If a line is just a systematic set of infinite number of points checking whether two lines intersect would just be a "simple" operation to check whether they contain a point in common. Take points from one line and check whether it is a part of the other line. Doing this with literally infinite number of points would amount to a supertask. So you could only do so to an arbitrary precision but not exactly.
However a very simple math problem like "find the intersection of lines y=2x and y=3x+5" can be done exactly in a finite small number of symbol operations. And actually the description of the infinite number of points on the first line can be done by a very finite expression of "y=2x". There are also an infinite number of such lines but finding each of their intersection doesn't include attending them pair by pair. The procedure of solving the descriptions as a equation pair can be expressed in a expression more meta and "more finite".
So instead of just a big fleet of lowest level comparisons what really happens is a tiny amount of work on different levels. If one would count each symbol manipulation as a single number crunching operation the supertask of point comparisons would seem to be the most demanding. However using multiple levels of symbols means supporting a wider array of symbol manipulation operations.
So while I appears that I compare infinite numbers of points when I am doing simple geometry, it's just that I am bypassing one kind of calculations limits by using another kind of calculation.
From time to time I encounter people who claim that our brains are really slow compared to even an average laptop computer and can't process big numbers.
At the risk of revealing my complete lack of knowledge of neural networks and how the brain works, I want to ask if this is actually true?
It took massive amounts of number crunching to create movies like James Cameron's Avatar. Yet I am able to create more realistic and genuine worlds in front of my minds eye, on the fly. I can even simulate other agents. For example, I can easily simulate sexual intercourse between me and another human. Which includes tactile and olfactory information.

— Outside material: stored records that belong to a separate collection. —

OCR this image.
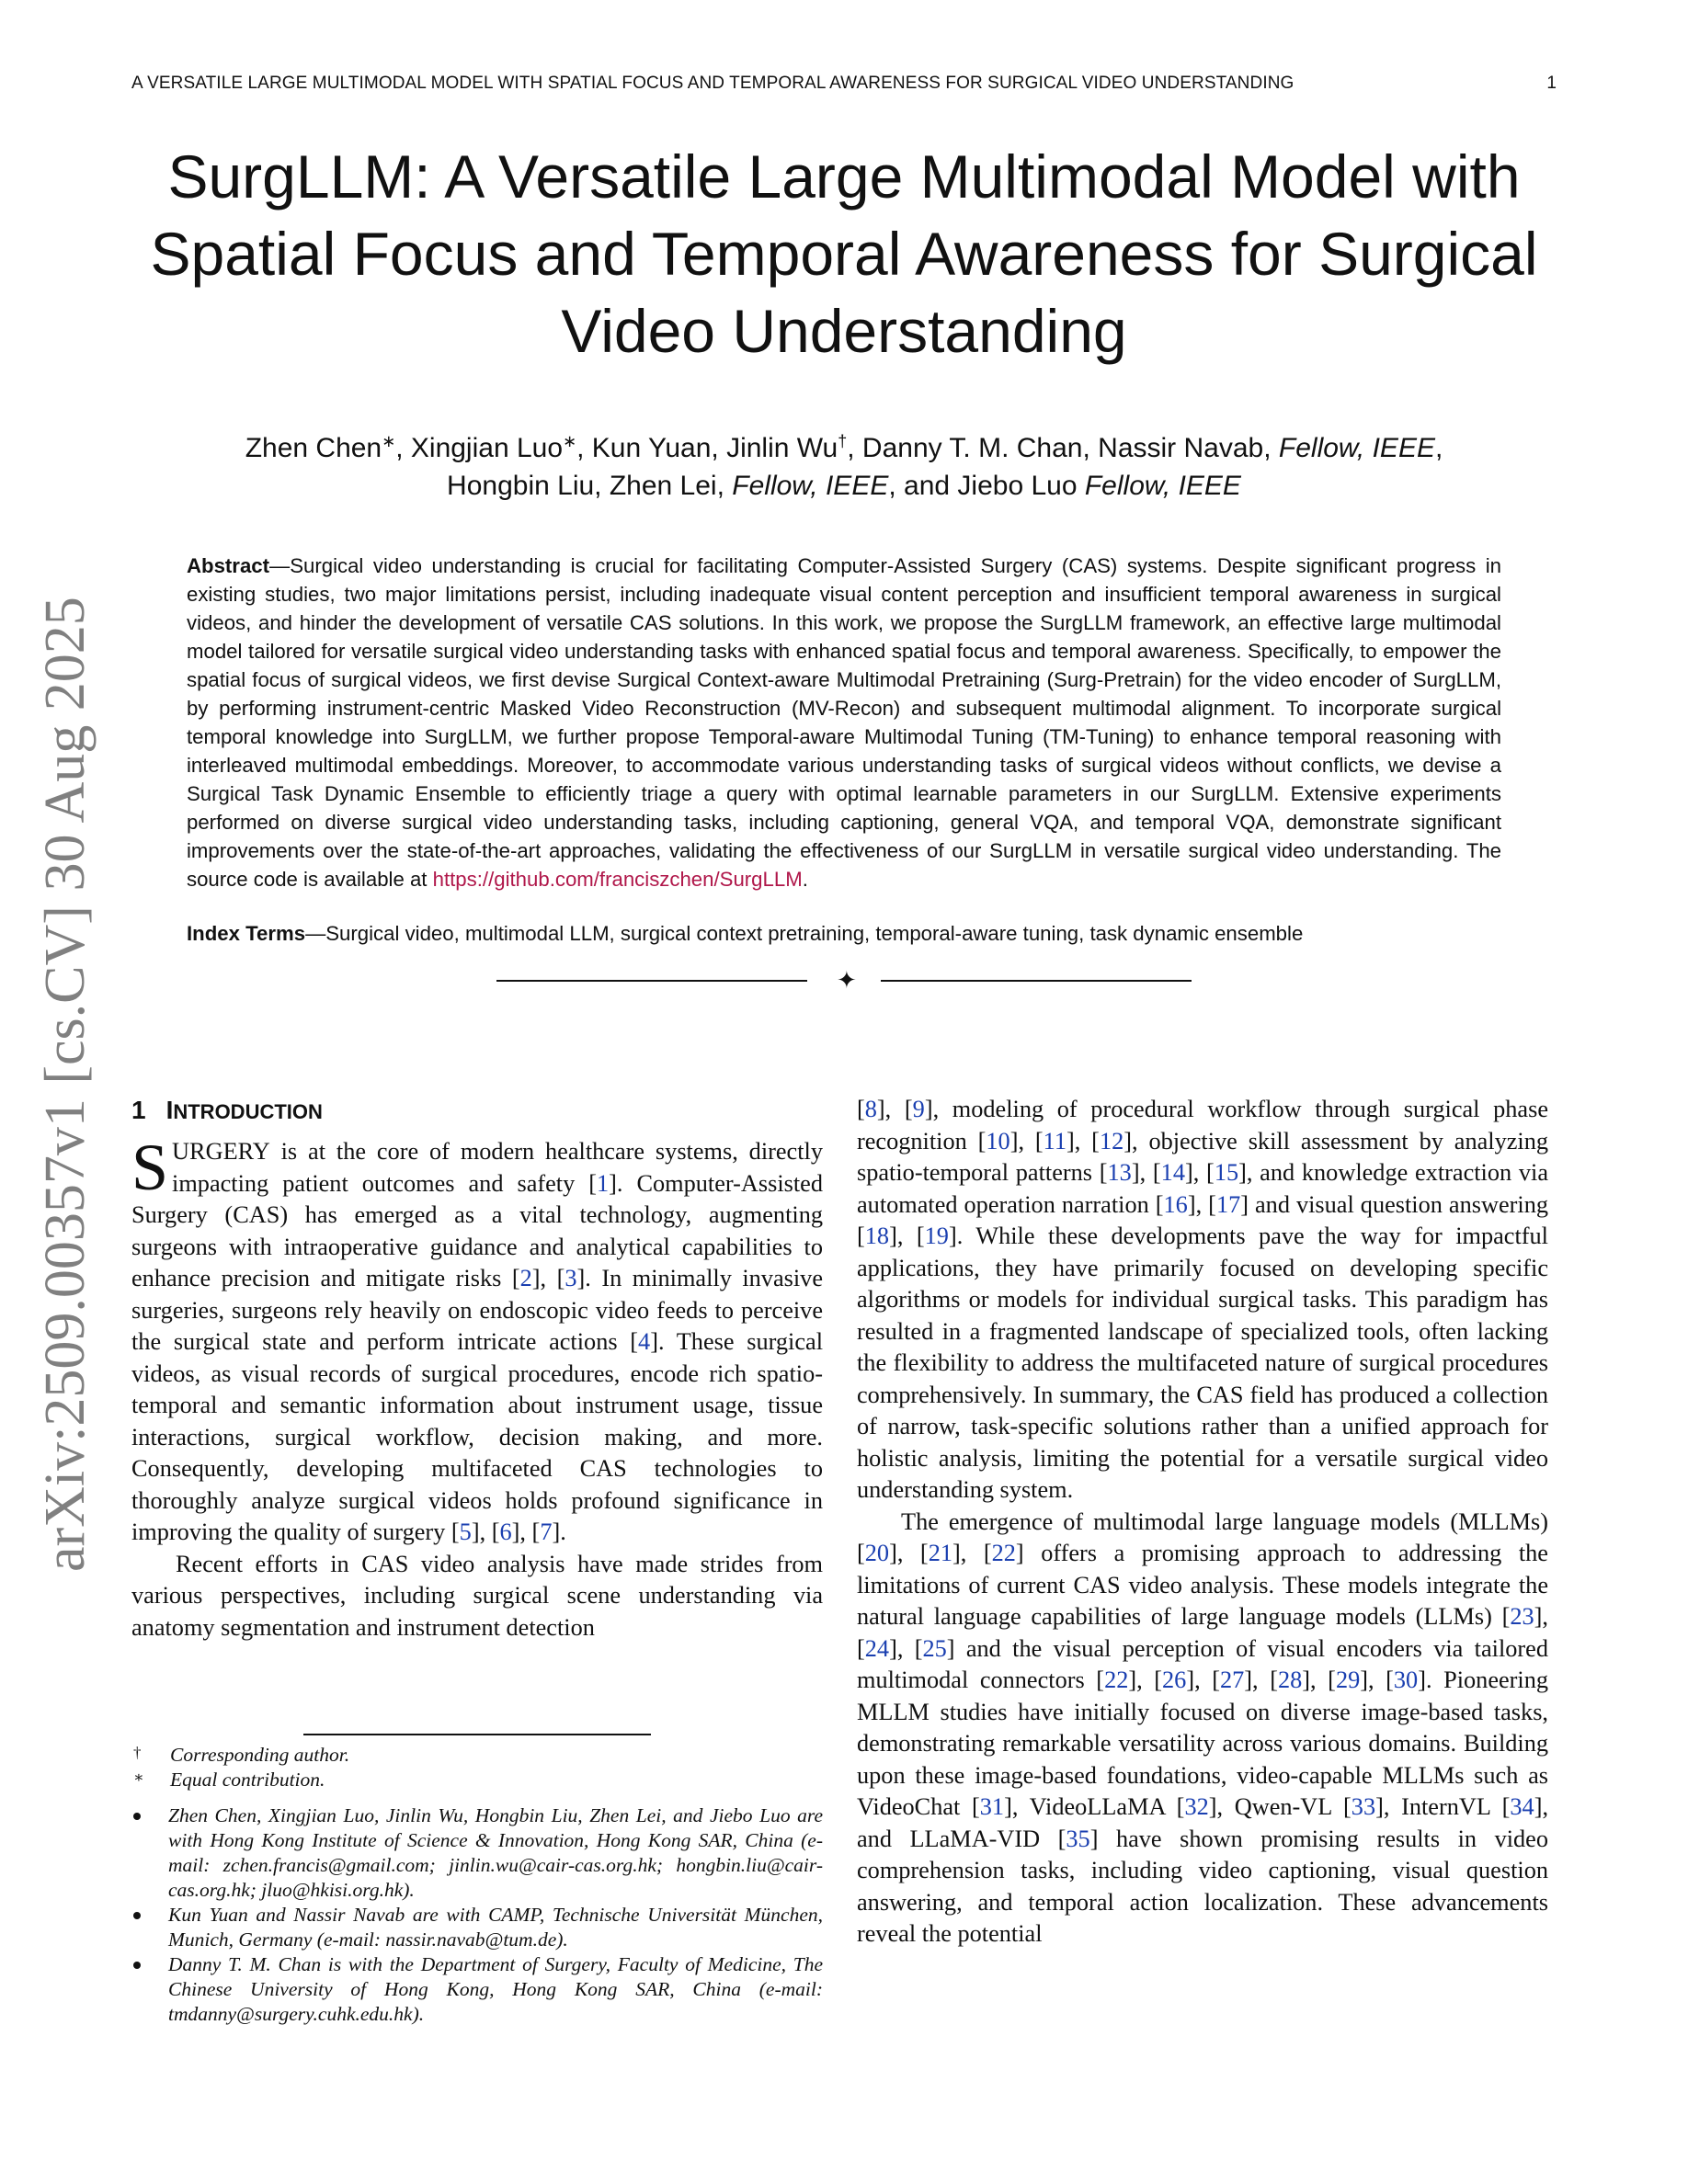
A VERSATILE LARGE MULTIMODAL MODEL WITH SPATIAL FOCUS AND TEMPORAL AWARENESS FOR SURGICAL VIDEO UNDERSTANDING	1
SurgLLM: A Versatile Large Multimodal Model with Spatial Focus and Temporal Awareness for Surgical Video Understanding
Zhen Chen∗, Xingjian Luo∗, Kun Yuan, Jinlin Wu†, Danny T. M. Chan, Nassir Navab, Fellow, IEEE,
Hongbin Liu, Zhen Lei, Fellow, IEEE, and Jiebo Luo Fellow, IEEE

Abstract—Surgical video understanding is crucial for facilitating Computer-Assisted Surgery (CAS) systems. Despite significant progress in existing studies, two major limitations persist, including inadequate visual content perception and insufficient temporal awareness in surgical videos, and hinder the development of versatile CAS solutions. In this work, we propose the SurgLLM framework, an effective large multimodal model tailored for versatile surgical video understanding tasks with enhanced spatial focus and temporal awareness. Specifically, to empower the spatial focus of surgical videos, we first devise Surgical Context-aware Multimodal Pretraining (Surg-Pretrain) for the video encoder of SurgLLM, by performing instrument-centric Masked Video Reconstruction (MV-Recon) and subsequent multimodal alignment. To incorporate surgical temporal knowledge into SurgLLM, we further propose Temporal-aware Multimodal Tuning (TM-Tuning) to enhance temporal reasoning with interleaved multimodal embeddings. Moreover, to accommodate various understanding tasks of surgical videos without conflicts, we devise a Surgical Task Dynamic Ensemble to efficiently triage a query with optimal learnable parameters in our SurgLLM. Extensive experiments performed on diverse surgical video understanding tasks, including captioning, general VQA, and temporal VQA, demonstrate significant improvements over the state-of-the-art approaches, validating the effectiveness of our SurgLLM in versatile surgical video understanding. The source code is available at https://github.com/franciszchen/SurgLLM.

Index Terms—Surgical video, multimodal LLM, surgical context pretraining, temporal-aware tuning, task dynamic ensemble

✦
arXiv:2509.00357v1 [cs.CV] 30 Aug 2025 1 INTRODUCTION

SURGERY is at the core of modern healthcare systems, directly impacting patient outcomes and safety [1]. Computer-Assisted Surgery (CAS) has emerged as a vital technology, augmenting surgeons with intraoperative guidance and analytical capabilities to enhance precision and mitigate risks [2], [3]. In minimally invasive surgeries, surgeons rely heavily on endoscopic video feeds to perceive the surgical state and perform intricate actions [4]. These surgical videos, as visual records of surgical procedures, encode rich spatio-temporal and semantic information about instrument usage, tissue interactions, surgical workflow, decision making, and more. Consequently, developing multifaceted CAS technologies to thoroughly analyze surgical videos holds profound significance in improving the quality of surgery [5], [6], [7].

Recent efforts in CAS video analysis have made strides from various perspectives, including surgical scene understanding via anatomy segmentation and instrument detection

† Corresponding author.

∗ Equal contribution.

Zhen Chen, Xingjian Luo, Jinlin Wu, Hongbin Liu, Zhen Lei, and Jiebo Luo are with Hong Kong Institute of Science & Innovation, Hong Kong SAR, China (e-mail: zchen.francis@gmail.com; jinlin.wu@cair-cas.org.hk; hongbin.liu@cair-cas.org.hk; jluo@hkisi.org.hk).

Kun Yuan and Nassir Navab are with CAMP, Technische Universität München, Munich, Germany (e-mail: nassir.navab@tum.de).

Danny T. M. Chan is with the Department of Surgery, Faculty of Medicine, The Chinese University of Hong Kong, Hong Kong SAR, China (e-mail: tmdanny@surgery.cuhk.edu.hk).

[8], [9], modeling of procedural workflow through surgical phase recognition [10], [11], [12], objective skill assessment by analyzing spatio-temporal patterns [13], [14], [15], and knowledge extraction via automated operation narration [16], [17] and visual question answering [18], [19]. While these developments pave the way for impactful applications, they have primarily focused on developing specific algorithms or models for individual surgical tasks. This paradigm has resulted in a fragmented landscape of specialized tools, often lacking the flexibility to address the multifaceted nature of surgical procedures comprehensively. In summary, the CAS field has produced a collection of narrow, task-specific solutions rather than a unified approach for holistic analysis, limiting the potential for a versatile surgical video understanding system.

The emergence of multimodal large language models (MLLMs) [20], [21], [22] offers a promising approach to addressing the limitations of current CAS video analysis. These models integrate the natural language capabilities of large language models (LLMs) [23], [24], [25] and the visual perception of visual encoders via tailored multimodal connectors [22], [26], [27], [28], [29], [30]. Pioneering MLLM studies have initially focused on diverse image-based tasks, demonstrating remarkable versatility across various domains. Building upon these image-based foundations, video-capable MLLMs such as VideoChat [31], VideoLLaMA [32], Qwen-VL [33], InternVL [34], and LLaMA-VID [35] have shown promising results in video comprehension tasks, including video captioning, visual question answering, and temporal action localization. These advancements reveal the potential
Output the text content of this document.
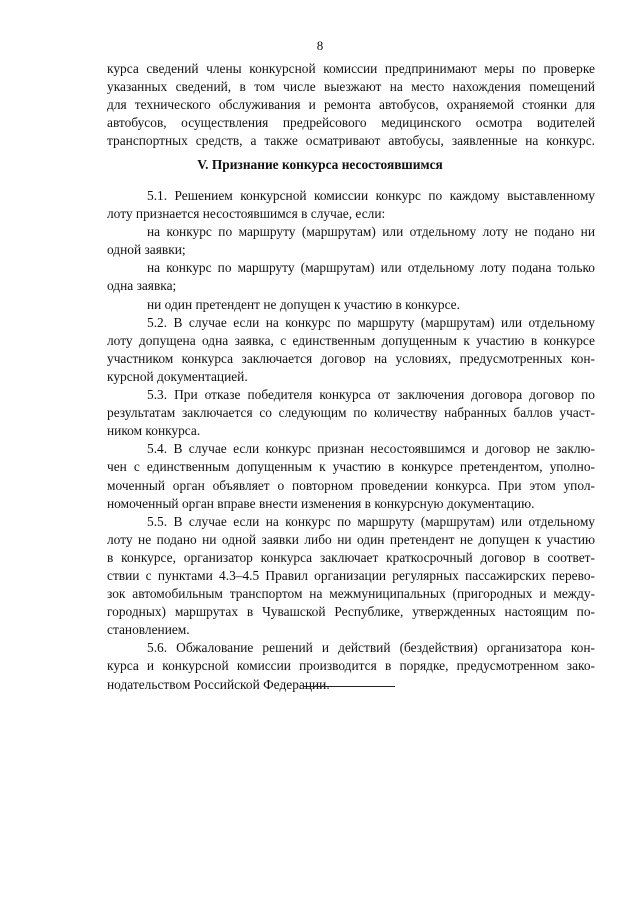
8
курса сведений члены конкурсной комиссии предпринимают меры по проверке
указанных сведений, в том числе выезжают на место нахождения помещений
для технического обслуживания и ремонта автобусов, охраняемой стоянки для
автобусов, осуществления предрейсового медицинского осмотра водителей
транспортных средств, а также осматривают автобусы, заявленные на конкурс.
V. Признание конкурса несостоявшимся
5.1. Решением конкурсной комиссии конкурс по каждому выставленному
лоту признается несостоявшимся в случае, если:
на конкурс по маршруту (маршрутам) или отдельному лоту не подано ни
одной заявки;
на конкурс по маршруту (маршрутам) или отдельному лоту подана только
одна заявка;
ни один претендент не допущен к участию в конкурсе.
5.2. В случае если на конкурс по маршруту (маршрутам) или отдельному
лоту допущена одна заявка, с единственным допущенным к участию в конкурсе
участником конкурса заключается договор на условиях, предусмотренных кон-
курсной документацией.
5.3. При отказе победителя конкурса от заключения договора договор по
результатам заключается со следующим по количеству набранных баллов участ-
ником конкурса.
5.4. В случае если конкурс признан несостоявшимся и договор не заклю-
чен с единственным допущенным к участию в конкурсе претендентом, уполно-
моченный орган объявляет о повторном проведении конкурса. При этом упол-
номоченный орган вправе внести изменения в конкурсную документацию.
5.5. В случае если на конкурс по маршруту (маршрутам) или отдельному
лоту не подано ни одной заявки либо ни один претендент не допущен к участию
в конкурсе, организатор конкурса заключает краткосрочный договор в соответ-
ствии с пунктами 4.3–4.5 Правил организации регулярных пассажирских перево-
зок автомобильным транспортом на межмуниципальных (пригородных и между-
городных) маршрутах в Чувашской Республике, утвержденных настоящим по-
становлением.
5.6. Обжалование решений и действий (бездействия) организатора кон-
курса и конкурсной комиссии производится в порядке, предусмотренном зако-
нодательством Российской Федерации.
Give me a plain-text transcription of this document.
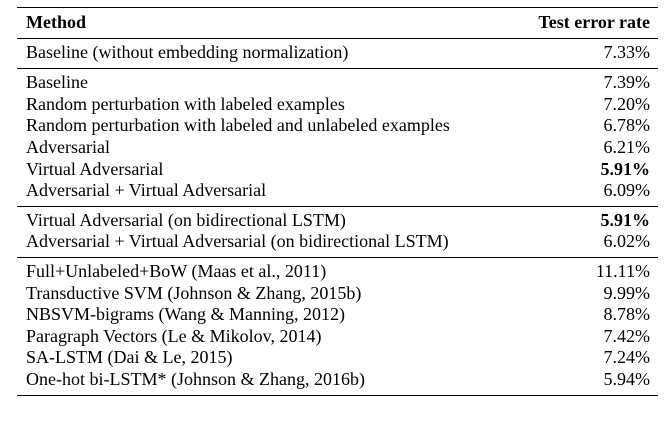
Method	Test error rate
Baseline (without embedding normalization)	7.33%
Baseline	7.39%
Random perturbation with labeled examples	7.20%
Random perturbation with labeled and unlabeled examples	6.78%
Adversarial	6.21%
Virtual Adversarial	5.91%
Adversarial + Virtual Adversarial	6.09%
Virtual Adversarial (on bidirectional LSTM)	5.91%
Adversarial + Virtual Adversarial (on bidirectional LSTM)	6.02%
Full+Unlabeled+BoW (Maas et al., 2011)	11.11%
Transductive SVM (Johnson & Zhang, 2015b)	9.99%
NBSVM-bigrams (Wang & Manning, 2012)	8.78%
Paragraph Vectors (Le & Mikolov, 2014)	7.42%
SA-LSTM (Dai & Le, 2015)	7.24%
One-hot bi-LSTM* (Johnson & Zhang, 2016b)	5.94%
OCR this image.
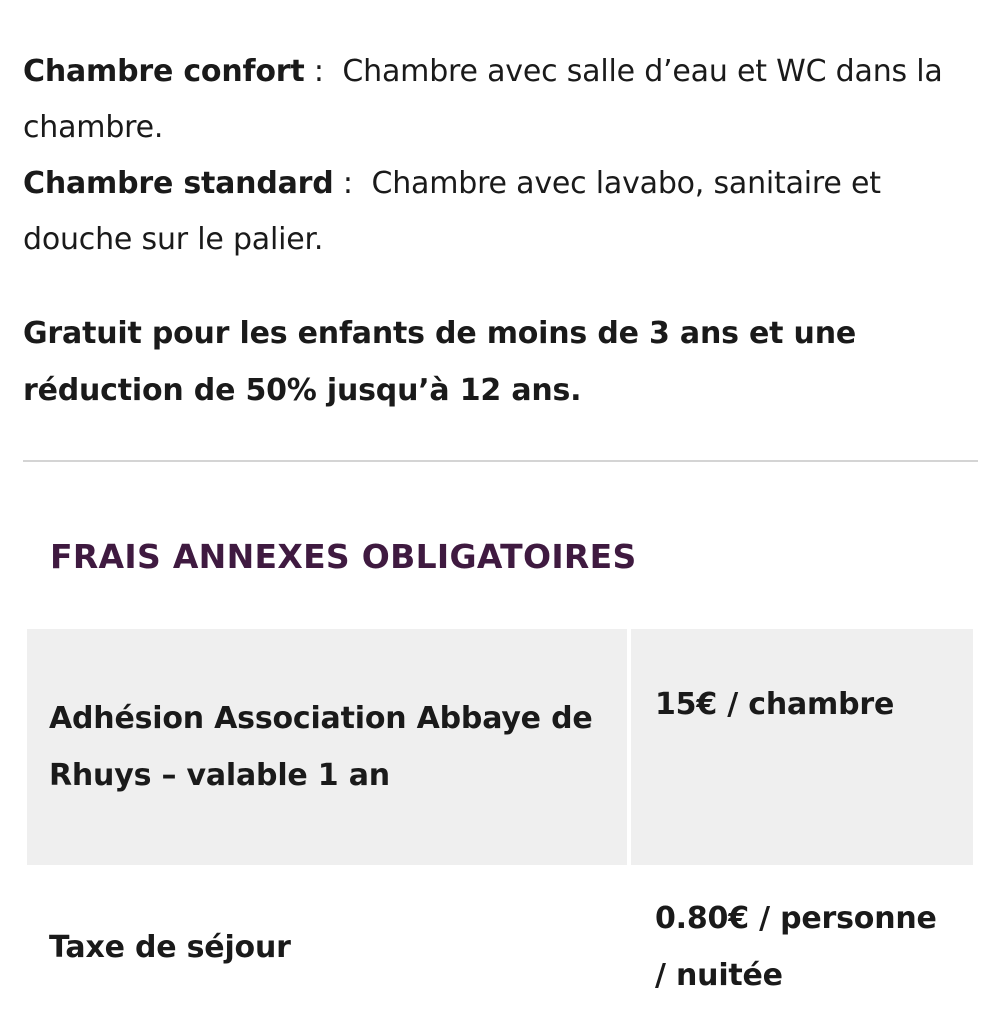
Chambre confort :  Chambre avec salle d’eau et WC dans la chambre.

Chambre standard :  Chambre avec lavabo, sanitaire et douche sur le palier.

Gratuit pour les enfants de moins de 3 ans et une réduction de 50% jusqu’à 12 ans.

FRAIS ANNEXES OBLIGATOIRES
Adhésion Association Abbaye de Rhuys – valable 1 an	15€ / chambre
Taxe de séjour	0.80€ / personne / nuitée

I am further able to run real-time egocentric world-simulations to extrapolate and predict the behavior of physical systems and other agents. You can do that too. Having a discussion or playing football are two examples.
Yet any computer can outperform me at simple calculations.
But it seems to me, maybe naively so, that most of my human abilities involve massive amounts of number crunching that no desktop computer could do.
So what's the difference? Can someone point me to some digestible material that I can read up on to dissolve possible confusions I have with respect to my question?